750 euro mensili (9.000 l’anno) per le 700mila persone che l’Istat definisce “disoccupati in senso stretto” (non occasionali, che cercano lavoro da tempo, non più giovanissimi). E’ possibile dare a tutti costoro un reddito dignitoso, prossimo alla soglia della povertà relativa, per favorirne l’inserimento sociale e nel mondo del lavoro, anche attraverso attività di aggiornamento, formazione e riqualificazione. La spesa complessiva prevista è di 6.500 milioni di euro per il 2005.

FLEXICURITY: combattere la precarietà

200 milioni di euro per l’istituzione di una Cassa Sociale Precaria (indennità di disoccupazione, indennità di maternità, accesso sussidiato agli affitti, agevolazioni sui servizi municipali, ecc.) per combattere l’erosione dei diritti fondamentali di quasi 6 milioni di lavoratori precari e atipici.

  • ASILI NIDO : programma nazionale di asili nido pubblici

1 miliardo di euro per inaugurare 3.000 nuovi asili su tutto il territorio italiano, per circa 125 mila posti in più, e un aumento della copertura del 106%. La carenza di asili nido pubblici è evidente: essi coprono poco più del 15% della domanda e – anche sommati a quelli privati – lasciano insoddisfatti l’80% dei bambini.

  • SCUOLA E UNIVERSITÀ : aumento degli investimenti per l’istruzione pubblica

1 miliardo di euro per il Fondo per l’edilizia scolastica, 250 per il diritto allo studio (borse di studio, servizi ecc.), 100 per gli alloggi pubblici per studenti, 100 per il rimborso delle spese di affitto, per un totale di 1.450 milioni di euro. Una cifra peraltro ancora largamente insufficiente (servirebbero 7 miliardi di euro) a portarci al livello della media europea: l’Italia spende oggi per l’istruzione (pubblica) il 4,4% del Pil, contro il 5% della media Ue.

  • SANITÀ : integrazione del Fondo sanitario nazionale

300 milioni in più per la sanità pubblica.
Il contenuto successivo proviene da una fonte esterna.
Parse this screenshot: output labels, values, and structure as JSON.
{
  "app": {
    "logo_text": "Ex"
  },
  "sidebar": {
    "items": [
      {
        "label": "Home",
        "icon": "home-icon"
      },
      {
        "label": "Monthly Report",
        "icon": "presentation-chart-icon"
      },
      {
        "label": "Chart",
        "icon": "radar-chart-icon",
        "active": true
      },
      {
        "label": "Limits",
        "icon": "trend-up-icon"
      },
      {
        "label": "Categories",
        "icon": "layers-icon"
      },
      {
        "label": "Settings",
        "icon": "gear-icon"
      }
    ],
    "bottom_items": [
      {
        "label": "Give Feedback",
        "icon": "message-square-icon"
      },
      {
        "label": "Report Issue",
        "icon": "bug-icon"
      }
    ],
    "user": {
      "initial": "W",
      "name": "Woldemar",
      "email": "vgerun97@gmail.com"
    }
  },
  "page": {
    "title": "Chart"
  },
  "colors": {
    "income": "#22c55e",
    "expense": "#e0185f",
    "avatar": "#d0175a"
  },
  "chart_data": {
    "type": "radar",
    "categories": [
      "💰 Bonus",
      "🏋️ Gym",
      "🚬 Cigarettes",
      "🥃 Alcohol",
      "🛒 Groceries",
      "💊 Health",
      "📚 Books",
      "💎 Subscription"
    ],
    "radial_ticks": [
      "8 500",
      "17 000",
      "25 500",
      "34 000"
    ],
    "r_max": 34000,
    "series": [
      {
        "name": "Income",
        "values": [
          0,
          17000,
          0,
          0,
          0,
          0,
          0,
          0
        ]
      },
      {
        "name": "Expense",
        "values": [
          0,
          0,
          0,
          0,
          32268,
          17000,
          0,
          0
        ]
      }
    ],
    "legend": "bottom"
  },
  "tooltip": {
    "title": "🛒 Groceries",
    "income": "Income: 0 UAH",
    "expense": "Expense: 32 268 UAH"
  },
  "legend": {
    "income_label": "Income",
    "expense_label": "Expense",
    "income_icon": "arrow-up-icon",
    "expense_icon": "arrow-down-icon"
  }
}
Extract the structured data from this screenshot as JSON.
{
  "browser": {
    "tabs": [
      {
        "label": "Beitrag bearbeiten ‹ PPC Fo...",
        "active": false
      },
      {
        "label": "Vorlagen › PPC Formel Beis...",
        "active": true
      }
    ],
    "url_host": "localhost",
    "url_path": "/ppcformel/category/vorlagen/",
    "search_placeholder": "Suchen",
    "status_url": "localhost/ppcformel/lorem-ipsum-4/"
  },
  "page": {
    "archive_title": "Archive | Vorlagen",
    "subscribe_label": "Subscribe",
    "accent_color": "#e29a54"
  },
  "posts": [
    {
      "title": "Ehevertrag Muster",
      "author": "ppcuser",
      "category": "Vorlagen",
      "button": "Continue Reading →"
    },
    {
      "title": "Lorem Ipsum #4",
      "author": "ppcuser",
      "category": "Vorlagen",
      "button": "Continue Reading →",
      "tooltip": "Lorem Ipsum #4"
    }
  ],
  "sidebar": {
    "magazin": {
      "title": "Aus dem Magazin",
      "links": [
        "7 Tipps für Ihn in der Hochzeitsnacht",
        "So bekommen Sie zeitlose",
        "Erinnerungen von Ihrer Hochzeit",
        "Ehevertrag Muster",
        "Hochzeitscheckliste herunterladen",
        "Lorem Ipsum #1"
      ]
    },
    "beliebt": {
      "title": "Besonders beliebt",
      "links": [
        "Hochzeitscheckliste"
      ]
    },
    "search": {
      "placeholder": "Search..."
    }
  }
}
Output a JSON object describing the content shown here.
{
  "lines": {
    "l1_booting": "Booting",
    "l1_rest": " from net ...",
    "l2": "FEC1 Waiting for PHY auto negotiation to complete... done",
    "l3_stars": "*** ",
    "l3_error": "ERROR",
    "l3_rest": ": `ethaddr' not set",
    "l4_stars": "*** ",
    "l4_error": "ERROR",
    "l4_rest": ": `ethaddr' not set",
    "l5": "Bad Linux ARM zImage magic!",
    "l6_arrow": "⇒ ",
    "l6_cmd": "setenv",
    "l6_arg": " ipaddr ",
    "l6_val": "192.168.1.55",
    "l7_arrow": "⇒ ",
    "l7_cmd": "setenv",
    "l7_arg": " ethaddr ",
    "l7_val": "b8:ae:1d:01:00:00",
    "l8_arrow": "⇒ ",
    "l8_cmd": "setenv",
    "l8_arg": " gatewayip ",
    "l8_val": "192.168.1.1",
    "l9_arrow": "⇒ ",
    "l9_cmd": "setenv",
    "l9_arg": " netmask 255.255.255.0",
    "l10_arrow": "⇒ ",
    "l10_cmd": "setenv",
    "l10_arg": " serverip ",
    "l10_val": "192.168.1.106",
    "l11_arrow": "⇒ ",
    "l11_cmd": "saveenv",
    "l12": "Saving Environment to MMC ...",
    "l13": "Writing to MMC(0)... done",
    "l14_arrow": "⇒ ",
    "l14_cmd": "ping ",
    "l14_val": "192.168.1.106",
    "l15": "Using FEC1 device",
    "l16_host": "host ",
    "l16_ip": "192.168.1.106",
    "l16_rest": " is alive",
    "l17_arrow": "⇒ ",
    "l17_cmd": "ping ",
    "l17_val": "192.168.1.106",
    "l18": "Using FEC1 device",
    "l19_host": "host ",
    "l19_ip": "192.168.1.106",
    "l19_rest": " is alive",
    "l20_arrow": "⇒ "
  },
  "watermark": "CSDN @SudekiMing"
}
Per allinearsi alla media Ue servirebbero 13 miliardi di euro. La misura permetterebbe almeno di realizzare nuove strutture di tipo hospice per l’assistenza ai malati in fase terminale (200 mln); far nascere nuove unità di radioterapia (10 mln); incrementare il numero di specialisti in radioterapia (1 mln); realizzare 15 nuove unità spinali entro il 2005 (70 mln); avviare attività sperimentali per il monitoraggio degli errori nell’esercizio della pratica medica (5 mln); istituire un fondo per il risarcimento degli errori dei medici (10 mln).

  • IMMIGRATI : no ai CPT, si a politiche di accoglienza e integrazione

27 milioni di euro per istituire 200 Centri di Accoglienza – dislocati sul territorio – che contengano al massimo 50 persone ciascuno, per un totale di 10.000 migranti, e di istituire la figura del mediatore culturale in almeno 25 questure italiane. Con i 130 milioni di euro stanziati dal Governo per la gestione dei Centri di Permanenza Temporanea, veri e propri luoghi di detenzione, e per gli italiani all’estero si possono avviare reali politiche di accoglienza e integrazione.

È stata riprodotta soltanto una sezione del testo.